Perché non porre una percentuale massima di persone licenziabili per motivi economici rispetto al totale dei dipendenti nell’anno o nel triennio? Se si supera tale percentuale scatta unilateralmente la dichiarazione dello stato di crisi, con il conseguente blocco dei capitali aziendali e della libertà di assumere. E che questa percentuale sia calcolata e fissata sul numero dei dipendenti iniziali e non tenga conto di eventuali assunzione che avvengono nel frattempo, onde evitare la politica dei due forni, per cui abbiamo aziende che “concordano” dimissione nella Divisione X e nel frattempo assume nella Divisione Y.

Viceversa, se è vero che le nostre aziende sono poco competitive anche per via del loro nanismo rispetto ai concorrenti europei e extraeuropei, perché non introdurre un sistema premiante al crescere dei dipendendi?
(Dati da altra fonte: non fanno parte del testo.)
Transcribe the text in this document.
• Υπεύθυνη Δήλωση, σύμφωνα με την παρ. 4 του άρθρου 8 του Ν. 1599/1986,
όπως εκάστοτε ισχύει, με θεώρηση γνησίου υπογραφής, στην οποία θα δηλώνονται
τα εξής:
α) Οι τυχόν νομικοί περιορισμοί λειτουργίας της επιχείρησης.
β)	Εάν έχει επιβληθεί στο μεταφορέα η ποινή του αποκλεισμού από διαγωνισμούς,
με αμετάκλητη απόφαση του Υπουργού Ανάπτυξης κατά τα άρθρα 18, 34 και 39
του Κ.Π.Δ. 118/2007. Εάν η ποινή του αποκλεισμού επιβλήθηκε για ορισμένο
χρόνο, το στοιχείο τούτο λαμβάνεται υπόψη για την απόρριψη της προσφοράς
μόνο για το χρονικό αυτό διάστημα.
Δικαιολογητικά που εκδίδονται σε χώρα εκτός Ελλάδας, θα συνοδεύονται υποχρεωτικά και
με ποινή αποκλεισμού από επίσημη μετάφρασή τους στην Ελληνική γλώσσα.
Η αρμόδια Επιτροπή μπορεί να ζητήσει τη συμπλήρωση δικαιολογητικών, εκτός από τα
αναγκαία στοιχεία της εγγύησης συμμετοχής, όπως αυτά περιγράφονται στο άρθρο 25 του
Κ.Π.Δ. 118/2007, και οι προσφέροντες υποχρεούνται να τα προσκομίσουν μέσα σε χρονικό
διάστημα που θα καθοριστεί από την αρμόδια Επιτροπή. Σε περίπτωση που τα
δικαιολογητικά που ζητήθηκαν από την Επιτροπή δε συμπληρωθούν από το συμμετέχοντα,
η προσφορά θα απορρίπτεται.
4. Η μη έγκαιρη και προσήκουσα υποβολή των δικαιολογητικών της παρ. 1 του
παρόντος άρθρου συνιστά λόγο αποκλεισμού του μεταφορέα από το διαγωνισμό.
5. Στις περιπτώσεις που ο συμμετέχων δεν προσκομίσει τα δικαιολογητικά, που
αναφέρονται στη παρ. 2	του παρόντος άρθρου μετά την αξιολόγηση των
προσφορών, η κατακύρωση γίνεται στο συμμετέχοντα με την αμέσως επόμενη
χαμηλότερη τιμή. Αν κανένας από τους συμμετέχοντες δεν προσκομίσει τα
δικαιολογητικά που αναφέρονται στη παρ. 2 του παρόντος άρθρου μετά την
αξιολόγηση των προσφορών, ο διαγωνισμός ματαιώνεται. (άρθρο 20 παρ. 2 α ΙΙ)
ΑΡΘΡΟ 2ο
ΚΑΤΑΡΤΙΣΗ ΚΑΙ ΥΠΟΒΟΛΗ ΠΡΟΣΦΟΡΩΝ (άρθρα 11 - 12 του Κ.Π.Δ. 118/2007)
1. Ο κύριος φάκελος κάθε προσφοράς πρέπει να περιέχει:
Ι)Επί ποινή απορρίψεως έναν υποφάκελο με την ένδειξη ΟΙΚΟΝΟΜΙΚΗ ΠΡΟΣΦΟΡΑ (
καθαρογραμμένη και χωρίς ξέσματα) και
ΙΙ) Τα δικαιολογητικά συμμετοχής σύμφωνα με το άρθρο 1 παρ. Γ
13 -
Ad esempio, riducendo via via l’incidenza degli oneri sociali o rivedendo la fiscalità?

Se è vero che la vera strategia è quella di far crescere l’occupazione anziché semplicemente rendere difficili i licenziamenti, e si vuole puntare su alcuni settori strategici perché non modulare gli incentivi all’assunzione e i disincentivi ai licenziamenti anche per favorire la crescità di alcune attività (pensiamo a tutto quanto gira attorno alla green economy o al turismo nel Paese con il più vasto patrimonio culturale mondiale) e la scomparsa pilotata di altre? Perché avere una legge che tratta tutti i settori economici allo stesso modo?